Recursive Distributed Filtering for a Class of State-Saturated Systems With Fading Measurements and Quantization Effects

• Published in: IEEE transactions on systems, man, and cybernetics. Systems Vol. 48; no. 6; pp. 930 - 941
• Main Authors: Wen, Chuanbo, Wang, Zidong, Liu, Qinyuan, Alsaadi, Fuad E.
• Format: Journal Article
• Language: English
• Published: New York IEEE 01.06.2018; The Institute of Electrical and Electronics Engineers, Inc. (IEEE)

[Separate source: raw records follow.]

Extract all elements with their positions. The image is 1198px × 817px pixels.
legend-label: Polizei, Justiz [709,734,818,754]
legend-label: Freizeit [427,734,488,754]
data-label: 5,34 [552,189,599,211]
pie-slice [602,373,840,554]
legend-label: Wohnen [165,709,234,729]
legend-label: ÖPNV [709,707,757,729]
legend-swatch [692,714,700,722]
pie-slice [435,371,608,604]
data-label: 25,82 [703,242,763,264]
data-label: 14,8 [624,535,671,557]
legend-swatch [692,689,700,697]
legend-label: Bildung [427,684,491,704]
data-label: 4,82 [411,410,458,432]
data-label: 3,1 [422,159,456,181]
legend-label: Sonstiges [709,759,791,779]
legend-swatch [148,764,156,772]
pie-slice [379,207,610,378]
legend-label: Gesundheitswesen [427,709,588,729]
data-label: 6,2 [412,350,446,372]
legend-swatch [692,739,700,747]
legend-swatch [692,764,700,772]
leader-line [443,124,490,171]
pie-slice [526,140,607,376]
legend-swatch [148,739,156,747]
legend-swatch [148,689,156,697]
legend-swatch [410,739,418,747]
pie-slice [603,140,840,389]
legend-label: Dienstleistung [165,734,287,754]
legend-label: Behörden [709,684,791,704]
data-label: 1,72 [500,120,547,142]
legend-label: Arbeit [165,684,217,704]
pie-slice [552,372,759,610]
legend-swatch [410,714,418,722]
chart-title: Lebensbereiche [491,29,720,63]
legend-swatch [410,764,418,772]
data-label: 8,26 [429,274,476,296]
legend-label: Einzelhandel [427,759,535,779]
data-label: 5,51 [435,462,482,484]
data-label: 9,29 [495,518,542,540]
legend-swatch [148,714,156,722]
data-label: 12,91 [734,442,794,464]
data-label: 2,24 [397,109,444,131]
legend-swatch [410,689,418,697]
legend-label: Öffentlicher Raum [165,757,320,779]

• Subjects: Attenuation coefficients; Computer simulation; Covariance; Difference equations; Distributed filters; Error detection; Fading; Fading channels; fading measurements; Filtration; Graph theory; Measurement; Network topologies; Noise measurement; Peer-to-peer computing; Quantization (signal); quantization effects; Random variables; Remote sensors; sensor networks; Sensors; state-saturated system; Symmetric matrices; Upper bound; Upper bounds; Wireless sensor networks
• ISSN: 2168-2216; 2168-2232
• DOI: 10.1109/TSMC.2016.2629464

This paper is concerned with the distributed filtering problem over wireless sensor networks for a class of state-saturated systems subject to fading measurements and quantization effects. Each sensor node in the network communicates with its neighbors according to the network topology described by a directed graph. The fading phenomena of measurements are assumed to occur in a random way and the attenuation coefficients of the fading measurements are described by a set of random variables with known stochastic properties. By solving two sets of matrix difference equations, an upper bound for the filtering error covariance is presented. Subsequently, with the topology information of the sensor network, such an upper bound is minimized by properly designing the filter parameters. Moreover, the performance of the proposed filter is investigated through establishing sufficient conditions ensuring that the trace of the upper bound is bounded. The relationship between the filter performance and the mean of attenuation coefficient is also discussed. A numerical simulation is exploited to demonstrate the effectiveness of the proposed filtering method.